I would remove one side off the for, butt it up to your bed (or spare bed in baby's room) and accept that until you can get him settling in his cot, you will be in bed when he's in the cot.
Lay baby down to sleep, lie next to him on the bed, give dummy for comfort sucking and cuddle right into him until asleep, the extract yourself.
This ^ would be my start point hit gradual withdrawal.
I started like this from newborn. It took until 12 months of gradual changes until baby could be put into the cot standing, with dummy, I'd leave and baby would go to sleep.
No crying at bedtime, ever. No grumbling, whinging, whining or whatever else people might call crying. Gradual Withdrawal really shouldn't be causing any distress. If it is then you have too much withdrawal, not gradual enough. It's a long, long, very slow process.
Correction: I would remove one side off the
for cot and butt it up to your bed (or spare bed in baby's room)
Mine always did this
I bought a cheap camera and talk to her through it. I found if I went in room she just got distressed more.
Get a camera mines annek, (£50 Amazon) download software to phone or tablet or both. And you can watch and talk to them.
I'm always telling mine to "lay Down and good girl" which she now does
First day I had it plugged I downstairs and talked through it so it didn't freak her out.

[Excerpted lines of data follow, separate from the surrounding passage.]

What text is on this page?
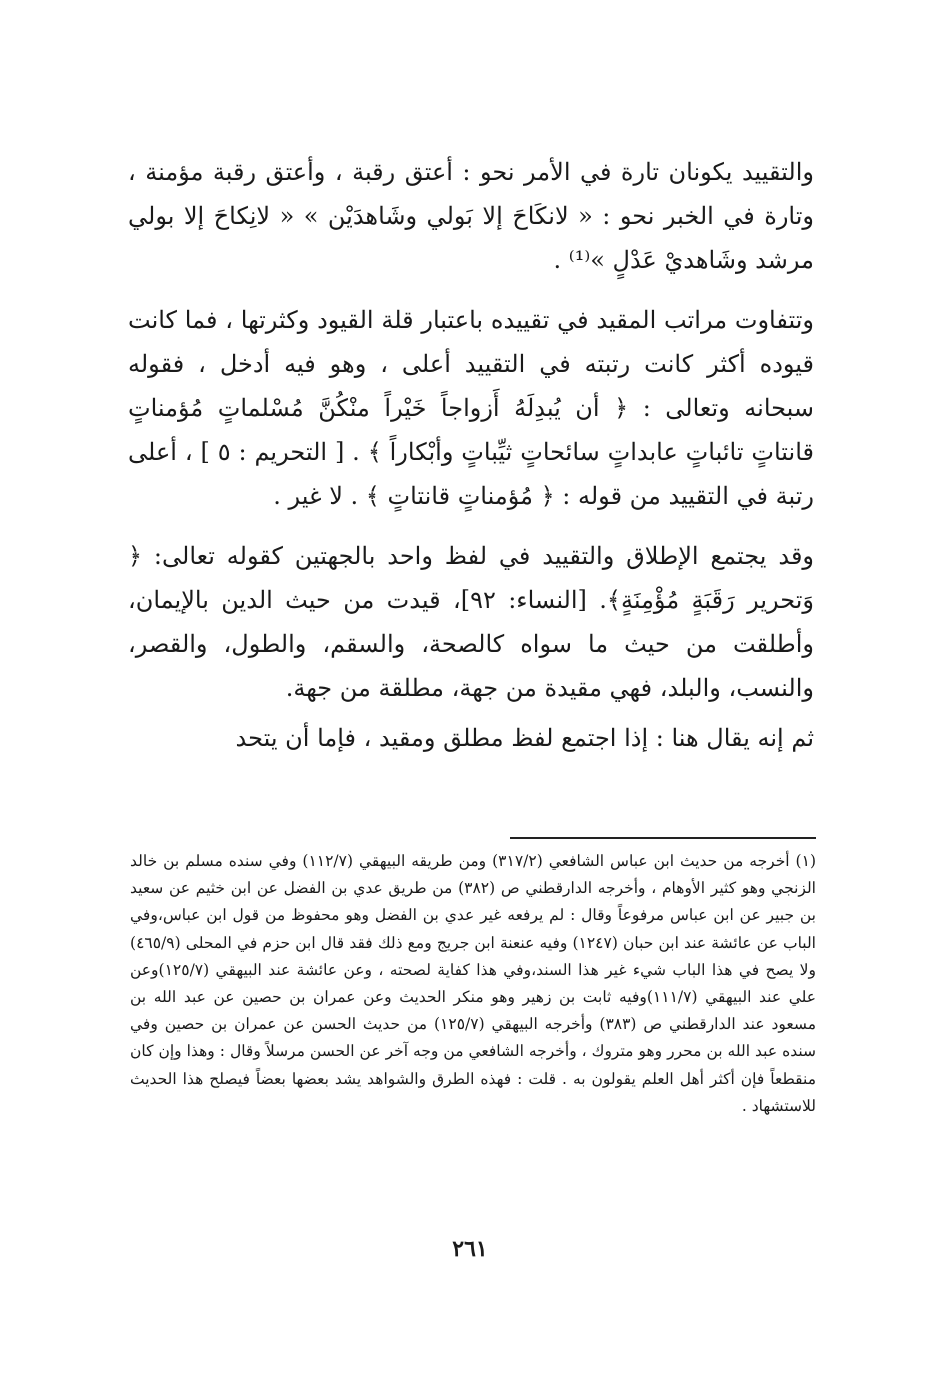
والتقييد يكونان تارة في الأمر نحو : أعتق رقبة ، وأعتق رقبة مؤمنة ، وتارة في الخبر نحو : « لانكَاحَ إلا بَولي وشَاهدَيْن » « لانِكاحَ إلا بولي مرشد وشَاهديْ عَدْلٍ »⁽¹⁾ .

وتتفاوت مراتب المقيد في تقييده باعتبار قلة القيود وكثرتها ، فما كانت قيوده أكثر كانت رتبته في التقييد أعلى ، وهو فيه أدخل ، فقوله سبحانه وتعالى : ﴿ أن يُبدِلَهُ أَزواجاً خَيْراً منْكُنَّ مُسْلماتٍ مُؤمناتٍ قانتاتٍ تائباتٍ عابداتٍ سائحاتٍ ثيِّباتٍ وأبْكاراً ﴾ . [ التحريم : ٥ ] ، أعلى رتبة في التقييد من قوله : ﴿ مُؤمناتٍ قانتاتٍ ﴾ . لا غير .

وقد يجتمع الإطلاق والتقييد في لفظ واحد بالجهتين كقوله تعالى: ﴿ وَتحرير رَقَبَةٍ مُؤْمِنَةٍ﴾. [النساء: ٩٢]، قيدت من حيث الدين بالإيمان، وأطلقت من حيث ما سواه كالصحة، والسقم، والطول، والقصر، والنسب، والبلد، فهي مقيدة من جهة، مطلقة من جهة.

ثم إنه يقال هنا : إذا اجتمع لفظ مطلق ومقيد ، فإما أن يتحد

(١) أخرجه من حديث ابن عباس الشافعي (٣١٧/٢) ومن طريقه البيهقي (١١٢/٧) وفي سنده مسلم بن خالد الزنجي وهو كثير الأوهام ، وأخرجه الدارقطني ص (٣٨٢) من طريق عدي بن الفضل عن ابن خثيم عن سعيد بن جبير عن ابن عباس مرفوعاً وقال : لم يرفعه غير عدي بن الفضل وهو محفوظ من قول ابن عباس،وفي الباب عن عائشة عند ابن حبان (١٢٤٧) وفيه عنعنة ابن جريج ومع ذلك فقد قال ابن حزم في المحلى (٤٦٥/٩) ولا يصح في هذا الباب شيء غير هذا السند،وفي هذا كفاية لصحته ، وعن عائشة عند البيهقي (١٢٥/٧)وعن علي عند البيهقي (١١١/٧)وفيه ثابت بن زهير وهو منكر الحديث وعن عمران بن حصين عن عبد الله بن مسعود عند الدارقطني ص (٣٨٣) وأخرجه البيهقي (١٢٥/٧) من حديث الحسن عن عمران بن حصين وفي سنده عبد الله بن محرر وهو متروك ، وأخرجه الشافعي من وجه آخر عن الحسن مرسلاً وقال : وهذا وإن كان منقطعاً فإن أكثر أهل العلم يقولون به . قلت : فهذه الطرق والشواهد يشد بعضها بعضاً فيصلح هذا الحديث للاستشهاد .

٢٦١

There is a sleep regression at 10 months too. What with all the milestones, as they climb and do acrobats in their cots coupled with seperation anxiety. I am just wondering if the struggles you are having have just started or they have always been happening. If it is a phase, like my DS ' s they pass I. A few weeks. If not then as FATE said have a look into some gradual withdrawal methods etc... Finding some sleep association, comforter, music etc...is something I have always done. Nothing works the first time usually but introducing that music every time will help and soon your baby will start yawning when they hear it, suck on it etc...
Also if SA is the case I found that bobbing my son in his cot with some toys while I bobbed in and out the room really helped with this. Not for sleep times obviously.